Other initiatives announced include different training paths for agents at different levels of their careers as well as stricter accreditation requirements. an updated audit framework for CPD courses. The CEA will also publish a summary of feedback about CPD courses provided by participants via the CEA website to increase transparency.

Minister Indranee Rajah regards the new regulations as a crucial step toward improving the professionalism of property agents, and making sure that their expertise and knowledge be up to the standards of customers. “Continual training and upskilling is the key to ensuring that they are able to meet to the expectations of consumers,” she says, noting that this will help to take the industry “to the highest level”. On January 1 there were 34,427 property representatives in Singapore was 34,427 across 1,118 agencies, according data released by the CEA website.

Emerging trends
In keeping ahead of the latest trends, those attending the conference could gain an understanding of the evolving property landscape by listening to presentations on a variety of topics given by panellists. UOB’s Suan presented information on macroeconomic prospects of Singapore and highlighted that the city’s growth is likely to slow in the coming year as compared to last one’s growth in GDP which was 3.6%, amid challenges like a slowdown in manufacturing. But the possibility of recession isn’t imminent because service-based businesses like financial and tourism help to cushion the impact of the downturn in manufacturing.
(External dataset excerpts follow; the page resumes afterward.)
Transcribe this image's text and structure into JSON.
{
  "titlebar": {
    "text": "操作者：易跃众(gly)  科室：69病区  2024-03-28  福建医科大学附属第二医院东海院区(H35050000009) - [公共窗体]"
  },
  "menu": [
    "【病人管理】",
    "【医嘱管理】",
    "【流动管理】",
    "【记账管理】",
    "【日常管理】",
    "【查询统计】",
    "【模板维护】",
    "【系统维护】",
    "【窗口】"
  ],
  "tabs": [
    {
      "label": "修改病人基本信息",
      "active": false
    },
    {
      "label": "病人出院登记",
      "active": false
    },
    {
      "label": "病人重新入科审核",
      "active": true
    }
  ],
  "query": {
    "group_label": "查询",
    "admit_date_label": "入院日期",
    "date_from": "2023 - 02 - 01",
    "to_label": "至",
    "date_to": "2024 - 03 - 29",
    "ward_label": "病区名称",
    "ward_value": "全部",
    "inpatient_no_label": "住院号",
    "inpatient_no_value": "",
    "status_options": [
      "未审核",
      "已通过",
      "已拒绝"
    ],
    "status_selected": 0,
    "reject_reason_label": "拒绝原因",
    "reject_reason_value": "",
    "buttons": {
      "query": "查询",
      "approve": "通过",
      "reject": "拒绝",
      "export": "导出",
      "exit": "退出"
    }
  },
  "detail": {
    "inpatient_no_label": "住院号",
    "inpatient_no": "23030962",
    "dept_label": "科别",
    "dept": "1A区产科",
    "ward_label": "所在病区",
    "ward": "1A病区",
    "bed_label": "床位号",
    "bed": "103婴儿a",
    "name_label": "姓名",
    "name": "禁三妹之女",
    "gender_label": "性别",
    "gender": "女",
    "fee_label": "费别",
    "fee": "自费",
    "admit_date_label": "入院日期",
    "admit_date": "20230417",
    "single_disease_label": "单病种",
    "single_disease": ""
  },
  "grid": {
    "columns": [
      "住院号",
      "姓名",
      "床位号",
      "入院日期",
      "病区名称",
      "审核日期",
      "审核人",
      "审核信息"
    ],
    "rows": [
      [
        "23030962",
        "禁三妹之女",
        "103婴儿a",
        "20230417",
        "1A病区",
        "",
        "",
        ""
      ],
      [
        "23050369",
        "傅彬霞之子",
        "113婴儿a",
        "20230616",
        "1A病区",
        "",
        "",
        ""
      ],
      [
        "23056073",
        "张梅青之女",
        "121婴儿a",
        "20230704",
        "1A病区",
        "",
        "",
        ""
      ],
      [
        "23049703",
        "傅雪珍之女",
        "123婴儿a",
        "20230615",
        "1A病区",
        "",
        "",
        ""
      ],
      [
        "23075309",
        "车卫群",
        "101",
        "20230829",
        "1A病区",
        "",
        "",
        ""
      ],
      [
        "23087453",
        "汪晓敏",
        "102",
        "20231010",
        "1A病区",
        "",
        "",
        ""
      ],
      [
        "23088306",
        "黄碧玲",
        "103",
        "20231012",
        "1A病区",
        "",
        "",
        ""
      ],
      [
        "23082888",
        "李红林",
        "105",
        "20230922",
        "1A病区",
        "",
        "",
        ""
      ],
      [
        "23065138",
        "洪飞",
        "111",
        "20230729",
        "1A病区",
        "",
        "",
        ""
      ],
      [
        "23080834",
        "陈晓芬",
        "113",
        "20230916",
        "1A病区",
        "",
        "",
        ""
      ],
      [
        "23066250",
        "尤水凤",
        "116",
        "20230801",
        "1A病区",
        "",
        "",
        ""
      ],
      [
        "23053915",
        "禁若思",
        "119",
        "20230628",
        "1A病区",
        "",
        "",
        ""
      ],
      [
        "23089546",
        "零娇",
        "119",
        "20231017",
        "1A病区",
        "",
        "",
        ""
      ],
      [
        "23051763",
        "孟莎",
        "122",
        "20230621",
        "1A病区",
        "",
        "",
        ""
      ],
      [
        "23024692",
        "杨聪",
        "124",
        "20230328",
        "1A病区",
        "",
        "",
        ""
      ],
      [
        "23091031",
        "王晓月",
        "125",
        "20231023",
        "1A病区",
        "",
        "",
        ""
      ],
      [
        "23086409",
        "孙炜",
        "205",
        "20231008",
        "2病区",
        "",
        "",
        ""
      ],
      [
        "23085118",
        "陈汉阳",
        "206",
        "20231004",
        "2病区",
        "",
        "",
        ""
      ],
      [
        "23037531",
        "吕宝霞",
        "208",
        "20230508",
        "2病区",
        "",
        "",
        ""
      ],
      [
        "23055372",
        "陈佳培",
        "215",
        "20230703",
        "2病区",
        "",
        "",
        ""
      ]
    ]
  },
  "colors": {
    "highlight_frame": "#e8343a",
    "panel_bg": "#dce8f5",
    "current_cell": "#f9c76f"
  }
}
Rates of interest are expected to remain high, even though Suan states that the majority of rate hikes are over. “We believe rates will flatten this year, and may even come down in the next,” he says. In addition, China’s opening is expected to boost Singapore’s economy. In the overall picture, UOB is projecting Singapore growth of the economy to be around 0.7% this year.
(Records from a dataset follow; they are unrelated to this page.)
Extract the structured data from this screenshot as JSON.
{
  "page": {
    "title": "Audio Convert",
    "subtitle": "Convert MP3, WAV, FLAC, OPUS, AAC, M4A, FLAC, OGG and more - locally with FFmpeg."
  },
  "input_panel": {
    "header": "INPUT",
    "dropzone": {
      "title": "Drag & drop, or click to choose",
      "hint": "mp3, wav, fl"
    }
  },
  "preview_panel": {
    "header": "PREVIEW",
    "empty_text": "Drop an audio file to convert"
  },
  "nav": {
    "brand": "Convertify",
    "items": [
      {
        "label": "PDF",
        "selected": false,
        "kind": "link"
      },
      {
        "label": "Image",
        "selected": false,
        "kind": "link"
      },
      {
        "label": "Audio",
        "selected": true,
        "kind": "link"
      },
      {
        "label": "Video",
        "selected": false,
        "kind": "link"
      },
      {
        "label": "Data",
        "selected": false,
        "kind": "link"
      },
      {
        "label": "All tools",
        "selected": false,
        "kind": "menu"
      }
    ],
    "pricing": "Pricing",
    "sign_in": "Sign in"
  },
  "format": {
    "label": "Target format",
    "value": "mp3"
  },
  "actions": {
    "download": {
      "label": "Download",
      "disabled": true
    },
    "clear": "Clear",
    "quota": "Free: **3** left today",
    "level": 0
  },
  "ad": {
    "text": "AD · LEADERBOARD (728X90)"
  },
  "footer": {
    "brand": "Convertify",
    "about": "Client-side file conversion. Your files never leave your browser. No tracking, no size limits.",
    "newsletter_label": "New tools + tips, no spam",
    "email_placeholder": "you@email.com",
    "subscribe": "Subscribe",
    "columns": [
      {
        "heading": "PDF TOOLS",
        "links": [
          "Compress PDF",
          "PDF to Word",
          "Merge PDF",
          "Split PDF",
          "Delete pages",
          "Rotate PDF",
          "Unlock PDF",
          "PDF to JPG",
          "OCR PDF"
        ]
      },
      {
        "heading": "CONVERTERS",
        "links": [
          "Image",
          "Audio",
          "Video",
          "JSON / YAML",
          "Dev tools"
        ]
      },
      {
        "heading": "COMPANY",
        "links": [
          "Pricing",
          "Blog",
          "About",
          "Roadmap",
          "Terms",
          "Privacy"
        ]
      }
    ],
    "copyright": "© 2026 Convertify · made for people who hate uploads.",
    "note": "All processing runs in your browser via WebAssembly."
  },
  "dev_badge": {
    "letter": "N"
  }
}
JLL’s Tan provided an outline of the market for collective sales that has seen sales decline over the last few years. Since the year 2020, around $6.8 billion in collective sales have been completed in comparison to $21 billion that was sold between 2015 and the year 2019. “We are now in a slow period after the most recent significant collective sales cycle, which was peaking in 2017-2017,” Tan explains.

Despite the slowdown however, he notes that the sales volumes and prices for both new launches as well as resales remain strong. He attributes this to a sluggish demand, coupled with an inadequate number of houses for sale. This is why developers continue to look out new construction sites but Tan admits that challenges like higher interest rates and higher expectations of owners regarding prices can dampen the housing market. “Potential gains from collective sales are decreasing as costs to replace owners are increasing,” he observes.

Additionally, EdgeProp CEO Bernard Tong identified the main drivers behind the growth of supply and demand within the property market. This covers factors like increasing population and the development of infrastructure that boosts demand and future housing developments that could affect the supply.

By utilizing data extracted by data gathered using the EdgeProp LandLens tool, Tong points out relevant drivers in a few important regions. For instance In District 15 Tong reveals that there are 32,000 condo units that serve a huge collection of not only owner-occupiers but also renters, who make an important proportion of the residents within Geylang and Marine Parade. Marine Parade and Geylang planning regions. Additionally, in the Lentor region, Tong highlights that over the coming 5 to 7 years the estate will witness nearly double the number of condo units, which is around 4,000 units. This is driven by various Government Land Sales in the region.

To conclude, Tong emphasises the need to be aware of the diverse demand and supply dynamics agents need to be able to explain the latest market trends and developments to customers that ultimately affect property decisions.